Разозлило упадническое настроение Вольхи. Я Аспид! Я муж её… и так уже из шкуры вылезал, лишь бы она в себя пришла, но, видимо, с бубном не напрыгаешься. В конце-концов я предупреждал, что не стоило в Китай ехать. Я как мог, пытался уберечь нас от проблем… И вину с себя не снимал — Я НЕ доглядел! И мне утрата возможно наследника ещё больнее, но это не значило, что умирать надобно.
Вольха
— Не трави душу, Вольха, — муж комнату мерял широкими шагами уж более часа. Я книгу читала, убивая время и не желая с ним общаться. — Не могу я так боле… Скажи, что мне сделать? — остановился напротив. — Что? Мне? Сделать? Чтобы ты вернулась? — пилил требовательным взглядом.
— Я не знаю, — обронила тихо, нехотя оторвавшись от чтения. Смотрела на мужа без прежнего трепета. Во мне что-то умерло…
Аспид топтался в ногах, суровый взгляд на мне удерживая:
— Хочешь, полетим куда-нибудь? Хочешь в горы?.. Хочешь… в город прокатимся. Хочешь, праздник?
— Домой… — шорохом собственный голос показался. — Отпусти меня домой…
Не думала, что Дамир согласится, но уже следующим днём собрались в дорогу. Гостинцев родным прихватили и без лишнего сопровождения на Аспиде улетели.
Хоть и не было в нашем княжестве для него врагов, но остановились у ритуальной пещеры, где нас уже ждали несколько дружинных с запасными конями. Оказалось, Дамир батюшку о нашем прилёте предупредил.
Княгиня рыдала, князь был слегка озадачен. Говорил мало, в задумчивости сидел весь пир в честь нашего прилёта.
Длился он по обычаю три дня и три ночи.
Отвыкла я от подобных церемоний. От шума, шутов, скоморохов, смеха громоподобного, рык зычного, глупых шуток, диких игрищ. Всё же наши мужики были как медведи, и мощью и повадками. И некогда нелюдимый Аспид, теперь мне казался существом иного порядка: куда воспитанней свояков, выдержанный, чинный, достойный.
А потом матушка меня увлекла за собой и, наконец, я выплакаться смогла. Слёзы меня душили, снедали горечь, досада и вина. Как есть молвила:
— Не подхожу я Аспиду. Глупая, капризная, слабая. Ему нянчиться со мной приходилось. Рисковать. Наверное, мой удел — муж проще, — завершила исповедь, всхлипывая на груди матери.

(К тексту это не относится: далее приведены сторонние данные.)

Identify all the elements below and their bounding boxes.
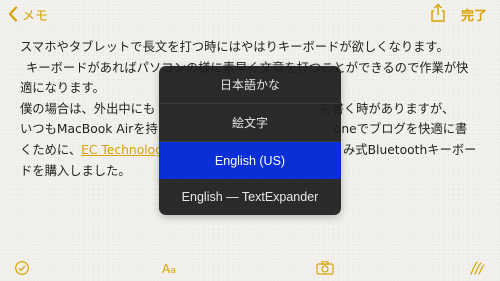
done-button[interactable]: 完了	[461, 5, 487, 24]
navigation-bar: メモ 完了	[0, 0, 500, 30]
back-label: メモ	[22, 8, 49, 24]
svg-text:a: a	[171, 266, 177, 276]
keyboard-selector-menu: 日本語かな 絵文字 English (US) English — TextExp…	[159, 66, 341, 215]
menu-item-emoji[interactable]: 絵文字	[159, 104, 341, 141]
chevron-left-icon	[8, 6, 18, 22]
bottom-toolbar: A a	[0, 256, 500, 281]
menu-item-english-us[interactable]: English (US)	[159, 142, 341, 179]
ec-technology-link[interactable]: EC Technolog	[81, 143, 163, 157]
text-format-icon[interactable]: A a	[162, 260, 180, 276]
camera-icon[interactable]	[316, 260, 334, 276]
share-icon[interactable]	[429, 3, 447, 23]
menu-item-japanese-kana[interactable]: 日本語かな	[159, 66, 341, 103]
checklist-icon[interactable]	[13, 260, 31, 276]
back-button[interactable]: メモ	[8, 3, 48, 25]
note-line: スマホやタブレットで長文を打つ時にはやはりキーボードが欲しくなります。	[20, 40, 449, 54]
menu-item-english-textexpander[interactable]: English — TextExpander	[159, 178, 341, 215]
sketch-icon[interactable]	[469, 260, 487, 276]
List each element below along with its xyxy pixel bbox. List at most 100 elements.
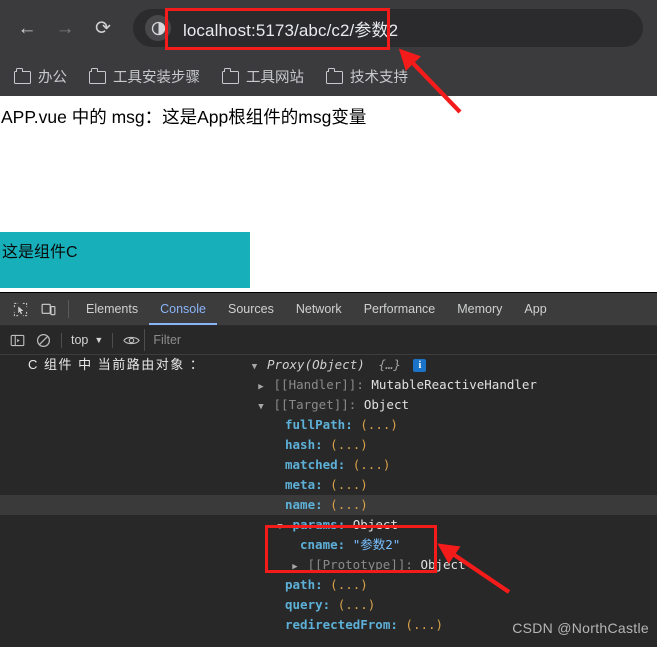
disclosure-triangle-icon[interactable] — [290, 557, 300, 577]
property-key: cname — [300, 537, 338, 552]
component-c-box: 这是组件C — [0, 232, 250, 288]
back-arrow-icon: ← — [17, 17, 37, 39]
devtools-tabbar: Elements Console Sources Network Perform… — [0, 293, 657, 326]
bookmark-item[interactable]: 工具网站 — [222, 66, 304, 87]
property-value[interactable]: (...) — [338, 597, 376, 612]
property-key: matched — [285, 457, 338, 472]
console-tree-row[interactable]: [[Handler]]: MutableReactiveHandler — [0, 375, 657, 395]
property-key: redirectedFrom — [285, 617, 391, 632]
bookmark-item[interactable]: 办公 — [14, 66, 67, 87]
property-value[interactable]: (...) — [405, 617, 443, 632]
console-filterbar: top ▼ — [0, 326, 657, 355]
toolbar-divider — [68, 300, 69, 318]
property-value[interactable]: (...) — [330, 437, 368, 452]
browser-chrome: ← → ⟳ localhost:5173/abc/c2/参数2 办公 工具安装步… — [0, 0, 657, 96]
folder-icon — [89, 68, 106, 84]
console-tree-row[interactable]: meta: (...) — [0, 475, 657, 495]
eye-icon[interactable] — [118, 327, 144, 353]
forward-button[interactable]: → — [48, 11, 82, 45]
tab-performance[interactable]: Performance — [353, 293, 447, 325]
tab-sources[interactable]: Sources — [217, 293, 285, 325]
site-info-icon[interactable] — [145, 15, 171, 41]
device-toolbar-icon[interactable] — [34, 293, 62, 325]
disclosure-triangle-icon[interactable] — [256, 377, 266, 397]
devtools-panel: Elements Console Sources Network Perform… — [0, 292, 657, 647]
bookmark-item[interactable]: 工具安装步骤 — [89, 66, 200, 87]
property-value: Object — [420, 557, 466, 572]
property-key: params — [292, 517, 338, 532]
forward-arrow-icon: → — [55, 17, 75, 39]
property-value[interactable]: (...) — [360, 417, 398, 432]
tab-label: Performance — [363, 302, 436, 316]
property-value[interactable]: (...) — [330, 477, 368, 492]
tab-memory[interactable]: Memory — [446, 293, 513, 325]
console-output[interactable]: C 组件 中 当前路由对象 ： Proxy(Object) {…} i [[Ha… — [0, 355, 657, 647]
bookmark-label: 办公 — [38, 69, 67, 86]
tab-label: Console — [160, 302, 206, 316]
property-key: hash — [285, 437, 316, 452]
address-bar[interactable]: localhost:5173/abc/c2/参数2 — [133, 9, 643, 47]
component-c-label: 这是组件C — [2, 244, 78, 261]
property-value: "参数2" — [352, 537, 401, 552]
property-value[interactable]: (...) — [330, 577, 368, 592]
console-tree-row[interactable]: fullPath: (...) — [0, 415, 657, 435]
tab-label: Elements — [86, 302, 139, 316]
tab-label: Network — [295, 302, 342, 316]
tab-application[interactable]: App — [513, 293, 557, 325]
property-value: Object — [352, 517, 398, 532]
bookmarks-bar: 办公 工具安装步骤 工具网站 技术支持 — [0, 56, 657, 96]
bookmark-label: 技术支持 — [350, 69, 408, 86]
object-preview: {…} — [378, 357, 401, 372]
property-value: MutableReactiveHandler — [371, 377, 537, 392]
tab-label: App — [524, 302, 547, 316]
address-bar-url[interactable]: localhost:5173/abc/c2/参数2 — [183, 16, 398, 41]
disclosure-triangle-icon[interactable] — [256, 397, 266, 417]
tab-console[interactable]: Console — [149, 293, 217, 325]
bookmark-label: 工具网站 — [246, 69, 304, 86]
tab-elements[interactable]: Elements — [75, 293, 149, 325]
console-log-label: C 组件 中 当前路由对象 ： — [28, 357, 205, 372]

— Что ж ты такое говоришь, доченька, — нежно по голове гладила матушка, — раз выбрал тебя, обучал, своё сердце отдал, значит считал достойной. Он сокровища к твоим ногам положил, он тебе дозволял то, что редкий муж дозволит, стало быть, верил в тебя… И готов был к взрослению твоему. Сама же говорила, как он ухаживал, искал к тебе путь. Нельзя от него закрываться, не отталкивай, — мягко наставляла.
— Как же не отталкивать, когда я ему самое важное, чего так жаждет, боле дать не могу?! — вознегодовала в сердцах.
— Разве быть с любимой…
— Никогда не говорил о любви, матушка, — рьяно замотала головой.
— Так может, потому что порой не словами, а поступками о ней кричат? — резонно подметила матушка. Я на миг призадумалась, губу кусая, да остаточно всхлипывая, но погодя отозвалась:
— Помнится, он молвил, что не умеет любить, да и не надобно ему чувств людских. Он желает наследника, а я… не смогу больше иметь детей, мам, и всё по моей вине. Понимаешь? Он лишь потакал моей прихоти. И даже женился с уговора, хотя ему другая женой была воспитана. А я не смогла сдержать слова, и потеряла сама дорогое, что у нас было. То, для чего он меня в жёны взял… — в тягучих думах посидели немного, и я опять всхлипнула: — Не хочу его собой обременять. Пусть сыщет себе хорошую жену, аль на той драконнице женится.